Automatic plans are if you owe them less than $10,000 and want to pay it off in under 3 years.
Streamlined plans are if you owe them less than $50,000 and want to pay them off in under 6 years.
In-depth plans are for anyone who owes more than $50,000 (yes, whether you owe $51,000 or $51 million, you both get the same treatment: doesn’t that make you happy?), and to enter into an in-depth plan, you’ll need to talk to an IRS officer and send them a bunch of documents. If this doesn’t sound like a lot of fun, you can also hire a tax attorney or an Enrolled Agent to do your talking for you. You can also hire a regular CPA or attorney, but if they don’t have a lot of IRS experience, don’t.

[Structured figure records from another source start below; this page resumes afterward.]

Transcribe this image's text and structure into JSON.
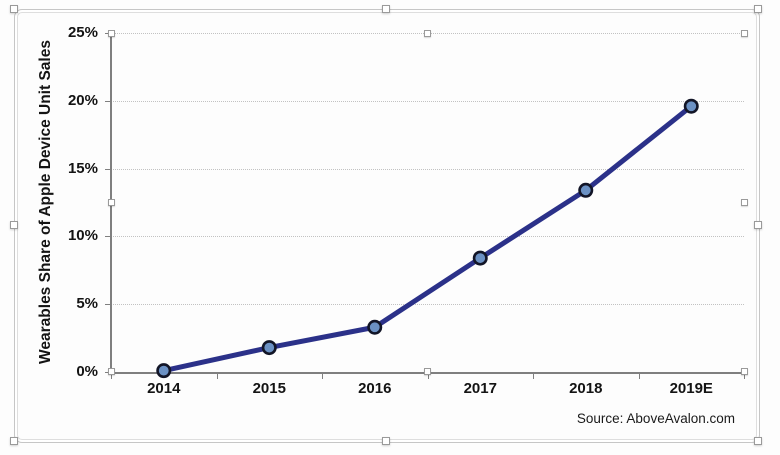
{
  "chart_data": {
    "type": "line",
    "title": "",
    "ylabel": "Wearables Share of Apple Device Unit Sales",
    "xlabel": "",
    "categories": [
      "2014",
      "2015",
      "2016",
      "2017",
      "2018",
      "2019E"
    ],
    "series": [
      {
        "name": "Wearables Share of Apple Device Unit Sales",
        "values": [
          0.1,
          1.8,
          3.3,
          8.4,
          13.4,
          19.6
        ]
      }
    ],
    "ylim": [
      0,
      25
    ],
    "ytick_step": 5,
    "ytick_labels": [
      "0%",
      "5%",
      "10%",
      "15%",
      "20%",
      "25%"
    ],
    "grid": true,
    "gridline_style": "dotted",
    "legend_position": "none",
    "source_note": "Source: AboveAvalon.com",
    "colors": {
      "line": "#2b3189",
      "marker_fill": "#6b91c4",
      "marker_border": "#121527",
      "axis": "#7f7f7f",
      "gridline": "#c2c2c2",
      "text": "#141414"
    }
  },
  "editor": {
    "chart_selected": true,
    "plot_area_selected": true
  }
}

For Automatic and Streamlined plans, you can apply for the installment and get approved online. Most people can do this themselves.
Now here’s the amazing, awesome news: Once your installment agreement is officially in place, and you have made at least three payments on your plan, the bank will allow you to get loan, even if you owe the IRS money. If your loan officer is savvy, they should already know this. If they don’t, you need a new loan officer. You want one that’s worked with people in this type of situation before.
#2 You get a loan that includes both the mortgage AND the IRS debt
Yes, you can actually do this. One mega loan covers it all. The way it works is that, when you get the home loan, the bank will pay off the IRS debt at the same time.
Here’s an example: Mandy wants to buy a home for $300,000. She will put down 10% ($30,000) and take out a loan for the rest ($270,000.) But Mandy also owes the IRS $15,000. As part of escrow (which is the middleman between the bank and you that handles all the money) the escrow agent will pay off your $15K IRS debt and you will have a loan of $285,000 instead of just $270,000. In other words, the bank will have lent you the money to cover your mortgage and to make you debt-free with the IRS.
#3 You ask the IRS to go into 2nd position
This third method applies when you already have a Federal Tax Lien and want to refinance your property.
Say what? Why would the IRS ever go into second position behind a bank? Because, believe it or not, they are human. Sometimes. Like any other creditor, if the IRS has a carrot dangled in front of them, they just might bite.
To ask the IRS to take a second position behind a bank, you fill out a special IRS form (Form 14134), which is a request for a Certificate of Subordination of Federal Tax Lien. But what’s the carrot?
When you have a Federal Tax Lien on your property, you prevent the IRS from seizing the property by having an installment agreement in place. The way to get approved for a Certificate of Subordination is to give them more money faster than you would have otherwise. For example, you offer them two things: (1) a one-time up-front lump sum payment and (2) an increase in your monthly installment payment to them.
Here’s an example.
Steve owes the IRS $400K and is on an installment agreement with payments of $10,000 a month. Steve had a $1M home that had a short-term loan coming due, and he had to refinance into a new short-term loan. But due to the Federal Tax Lien, banks wouldn’t touch the refi. Steve then applies for a Certificate of Subordination from the IRS. He offers them a lump sum one-time payment of $30,000 and also agrees to increase his monthly payment plan from $10,000 to $11,000 a month. The IRS gets $30K extra today, plus an extra $12K/year ($1K/month x 12 months). The IRS loves Steve’s money, so they agree, and Steve can refi.
Note that Steve had to get the Certificate of Subordination first. Only after getting the Certificate could he get the new loan, which means he owes the $30,000 and will continue to have to pay $11,000 a month, no matter what. So even if Steve fails to refi and is forced to sell the property, he’s got to pay up to the IRS. Moral: Don’t apply for the Certificate unless your loan officer can pretty much guarantee the refi.
Conclusion
Housing is cooling, and you may find an opportunity to buy a home now at a better price. Don’t let owing the IRS money stop you. Instead, use these 100% legal, IRS-approved techniques to get the IRS out of the way and to buy the home you want.